Warning: Undefined array key "rating" in /home/.sites/4/site7646034/web/wp-content/themes/sisu-theme/single-blogbeitrag.php on line 36

Gesellschaft ohne Haken

12 min
Ingrid S. Hofer
Nordisch anmutend klingt sanft beschwingte Musik aus dem Hintergrund. Ich sitze an einem zauberhaften Ort in München, dem Café Blá, nahe der Isar. Es ist ruhig und lebendig zugleich. Ein Ort zum Sammeln und in sich gehen, ohne dabei alleine zu sein. Erfüllt von richtig guter Energie und lecker Kaffee. Dem perfekten Ort also, um meinem Gespräch mit 'Brot am Haken'-Initiator Michael Spitzenberger nachzuhängen. Eine Organisation mit ebenso wundervoller Energie, von der ich heute erzählen möchte.
Bäckerei Alof, München © Brot am Haken e.V.

Brot am Haken...

…hört man es zum ersten Mal, wirft es viele Fragen auf. Brot wo? Brot wie? Was? Und wieso Haken?

Also alles der Reihe nach. ‘Brot am Haken’ ist die abgewandelte Version der neapolitanischen Kultur des Caffè sospeso – dem aufgeschobenen Kaffee. Es ist ein Akt der Mitmenschlichkeit, der dort bereits seit etwa hundert Jahren ganz selbstverständlich gelebt wird. Denn der aufgeschobene Kaffee ist nichts anderes als ein weiterer Kaffee oder eine andere Konsumation, die man extra bezahlt aber nicht selbst konsumiert. Der Kassenbon wird aufgehoben, für eine andere Person, die sich über dieses Geschenk freuen könnte.

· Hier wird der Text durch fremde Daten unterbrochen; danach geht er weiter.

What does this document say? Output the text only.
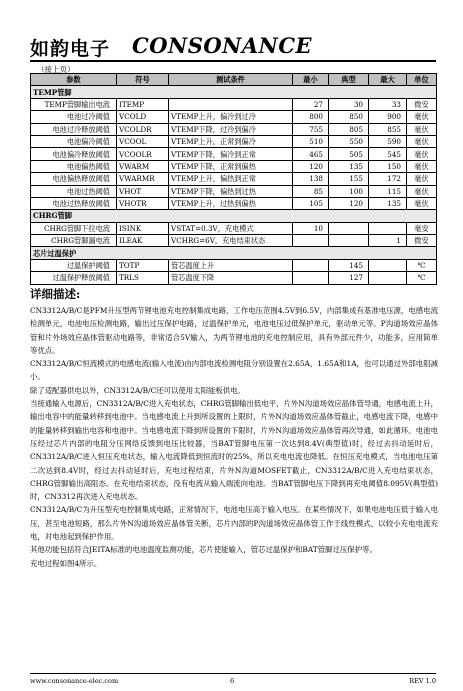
如韵电子 CONSONANCE
（接上页）
参数	符号	测试条件	最小	典型	最大	单位
TEMP管脚						
TEMP管脚输出电流	ITEMP		27	30	33	微安
电池过冷阈值	VCOLD	VTEMP上升，偏冷到过冷	800	850	900	毫伏
电池过冷释放阈值	VCOLDR	VTEMP下降，过冷到偏冷	755	805	855	毫伏
电池偏冷阈值	VCOOL	VTEMP上升，正常到偏冷	510	550	590	毫伏
电池偏冷释放阈值	VCOOLR	VTEMP下降，偏冷到正常	465	505	545	毫伏
电池偏热阈值	VWARM	VTEMP下降，正常到偏热	120	135	150	毫伏
电池偏热释放阈值	VWARMR	VTEMP上升，偏热到正常	138	155	172	毫伏
电池过热阈值	VHOT	VTEMP下降，偏热到过热	85	100	115	毫伏
电池过热释放阈值	VHOTR	VTEMP上升，过热到偏热	105	120	135	毫伏
CHRG管脚						
CHRG管脚下拉电流	ISINK	VSTAT=0.3V，充电模式	10			毫安
CHRG管脚漏电流	ILEAK	VCHRG=6V，充电结束状态			1	微安
芯片过温保护						
过温保护阈值	TOTP	管芯温度上升		145		℃
过温保护释放阈值	TRLS	管芯温度下降		127		℃
详细描述:

CN3312A/B/C是PFM升压型两节锂电池充电控制集成电路，工作电压范围4.5V到6.5V，内部集成有基准电压源，电感电流检测单元，电池电压检测电路，输出过压保护电路，过温保护单元，电池电压过低保护单元，驱动单元等。P沟道场效应晶体管和片外场效应晶体管驱动电路等，非常适合5V输入，为两节锂电池的充电控制应用，具有外部元件少，功能多，应用简单等优点。

CN3312A/B/C恒流模式的电感电流(输入电流)由内部电流检测电阻分别设置在2.65A，1.65A和1A，也可以通过外部电阻减小。

除了适配器供电以外，CN3312A/B/C还可以使用太阳能板供电。

当接通输入电源后，CN3312A/B/C进入充电状态，CHRG管脚输出低电平，片外N沟道场效应晶体管导通，电感电流上升，输出电容中的能量转移到电池中。当电感电流上升到所设置的上限时，片外N沟道场效应晶体管截止，电感电流下降，电感中的能量转移到输出电容和电池中。当电感电流下降到所设置的下限时，片外N沟道场效应晶体管再次导通，如此循环。电池电压经过芯片内部的电阻分压网络反馈到电压比较器，当BAT管脚电压第一次达到8.4V(典型值)时，经过去抖动延时后，CN3312A/B/C进入恒压充电状态，输入电流降低到恒流时的25%，所以充电电流也降低。在恒压充电模式，当电池电压第二次达到8.4V时，经过去抖动延时后，充电过程结束，片外N沟道MOSFET截止，CN3312A/B/C进入充电结束状态，CHRG管脚输出高阻态。在充电结束状态，没有电流从输入端流向电池。当BAT管脚电压下降到再充电阈值8.095V(典型值)时，CN3312再次进入充电状态。

CN3312A/B/C为升压型充电控制集成电路，正常情况下，电池电压高于输入电压。在某些情况下，如果电池电压低于输入电压，甚至电池短路，那么片外N沟道场效应晶体管关断，芯片内部的P沟道场效应晶体管工作于线性模式，以较小充电电流充电，对电池起到保护作用。

其他功能包括符合JEITA标准的电池温度监测功能，芯片使能输入，管芯过温保护和BAT管脚过压保护等。

充电过程如图4所示。

www.consonance-elec.com	6	REV 1.0
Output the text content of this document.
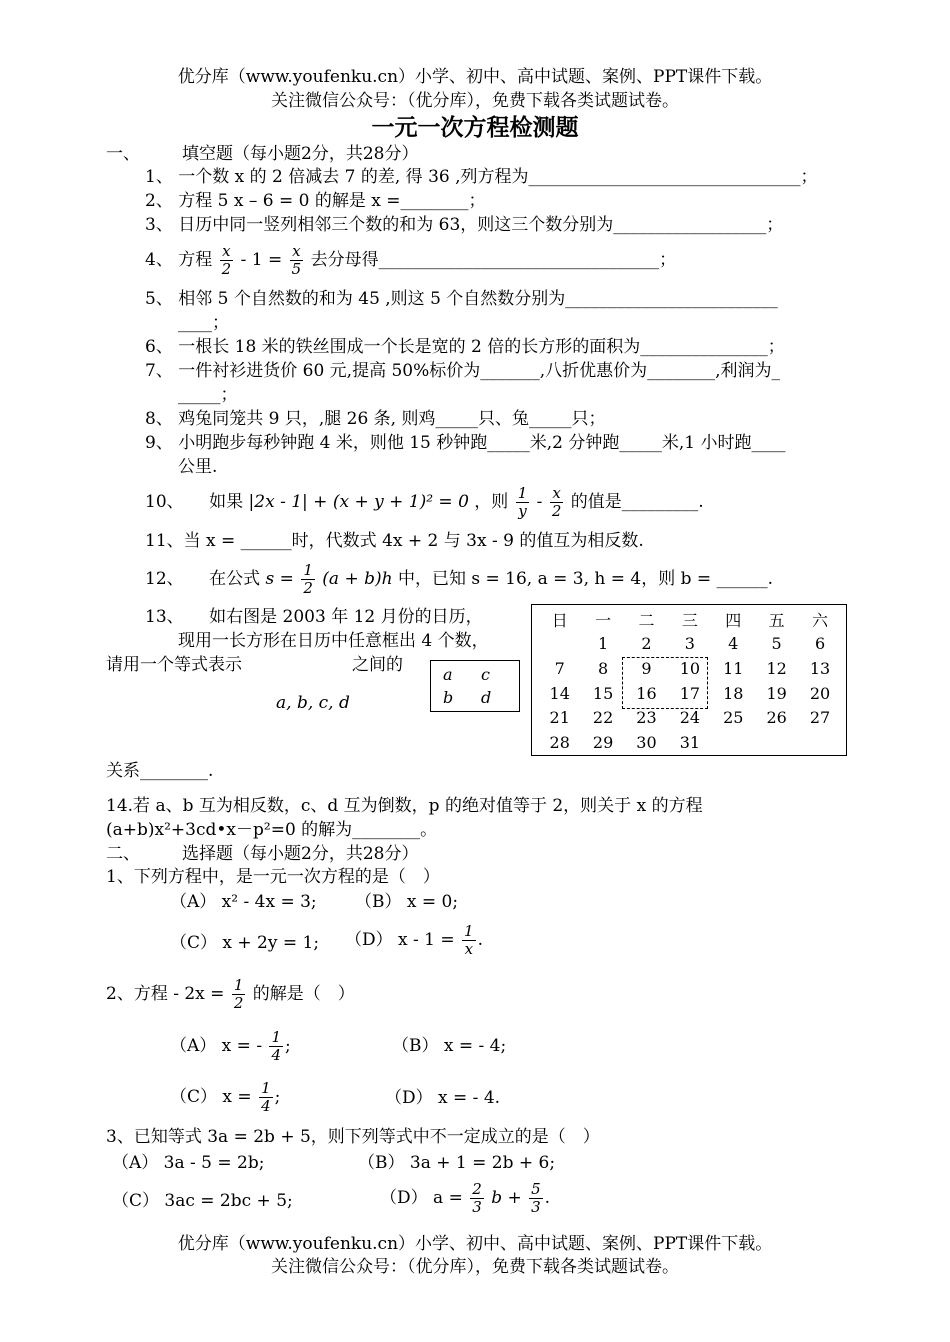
优分库（www.youfenku.cn）小学、初中、高中试题、案例、PPT课件下载。
关注微信公众号：（优分库），免费下载各类试题试卷。
一元一次方程检测题
一、 填空题（每小题2分，共28分）
1、 一个数 x 的 2 倍减去 7 的差, 得 36 ,列方程为________________________________；
2、 方程 5 x – 6 = 0 的解是 x =________；
3、 日历中同一竖列相邻三个数的和为 63，则这三个数分别为__________________；
4、 方程 $\frac{x}{2} - 1 = \frac{x}{5}$ 去分母得_________________________________；
5、 相邻 5 个自然数的和为 45 ,则这 5 个自然数分别为_________________________
____；
6、 一根长 18 米的铁丝围成一个长是宽的 2 倍的长方形的面积为_______________；
7、 一件衬衫进货价 60 元,提高 50%标价为_______,八折优惠价为________,利润为_
_____；
8、 鸡兔同笼共 9 只，,腿 26 条, 则鸡_____只、兔_____只；
9、 小明跑步每秒钟跑 4 米，则他 15 秒钟跑_____米,2 分钟跑_____米,1 小时跑____
公里.
10、　　如果 |2x - 1| + (x + y + 1)² = 0 ，则 $\frac{1}{y} - \frac{x}{2}$ 的值是_________.
11、当 x = ______时，代数式 4x + 2 与 3x - 9 的值互为相反数.
12、　　在公式 $s = \frac{1}{2} (a + b)h$ 中，已知 s = 16, a = 3, h = 4，则 b = ______.
13、　　如右图是 2003 年 12 月份的日历，
现用一长方形在日历中任意框出 4 个数，
请用一个等式表示	之间的
a, b, c, d
a c
b d
日	一	二	三	四	五	六
	1	2	3	4	5	6
7	8	9	10	11	12	13
14	15	16	17	18	19	20
21	22	23	24	25	26	27
28	29	30	31			
关系________.
14.若 a、b 互为相反数，c、d 互为倒数，p 的绝对值等于 2，则关于 x 的方程
(a+b)x²+3cd•x－p²=0 的解为________。
二、 选择题（每小题2分，共28分）
1、下列方程中，是一元一次方程的是（　）
（A） x² - 4x = 3; （B） x = 0;
（C） x + 2y = 1; （D） $x - 1 = \frac{1}{x}$ .
2、方程 - $2x = \frac{1}{2}$ 的解是（　）
（A） x = - $\frac{1}{4}$ ;	（B） x = - 4;
（C） $x = \frac{1}{4}$ ;	（D） x = - 4.
3、已知等式 3a = 2b + 5，则下列等式中不一定成立的是（　）
（A） 3a - 5 = 2b;	（B） 3a + 1 = 2b + 6;
（C） 3ac = 2bc + 5;	（D） $a = \frac{2}{3}$ $b + \frac{5}{3}$ .
优分库（www.youfenku.cn）小学、初中、高中试题、案例、PPT课件下载。
关注微信公众号：（优分库），免费下载各类试题试卷。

Den Gedanken dazu holte zuerst der Bäcker Sören Özer nach Nordeutschland. Thilo Schinkel, heute Geschäftsführer einer Designagentur, erarbeitete 2013 als Student das Konzept zu ‘Brot am Haken’ in seiner Diplomarbeit. Im Jahr 2015 stieß wiederum Michael Spitzenberger, damals noch Immobilienmakler, auf diese Idee. Er vereinte alle, holte das Projekt nach München, und gründete den Verein Brot am Haken e. V.. Nach kleineren Überarbeitungen der Hakenbretter, wurde mit vollem Tatendrang gestartet.

Inseln der Menschlichkeit

Seitdem sind schon wieder einige Jahre verstrichen. Durch die Organisation ist vieles geschehen – immer mit Bedacht auf kleine, gesunde Schritte. Etwa 60 Bretter sind heute im Einsatz, die meisten davon in München. Doch auch wenn Michael Spitzenberger auf eine bewusst langsame Verbreitung der Idee baut, wäre er kein Visionär, wenn er nicht noch viel mehr vorhätte. Er ließ mich in unserem Gespräch sehr viel Einblick in seine Gedanken, Ziele aber auch in die Hürden nehmen, die es als Verein zu bewältigen gibt. So wie den Wunsch unabhängig zu bleiben, sich über Crowdfunding und Spenden zu finanzieren, bis der Verein sich als Marke etabliert und selbst finanzieren kann.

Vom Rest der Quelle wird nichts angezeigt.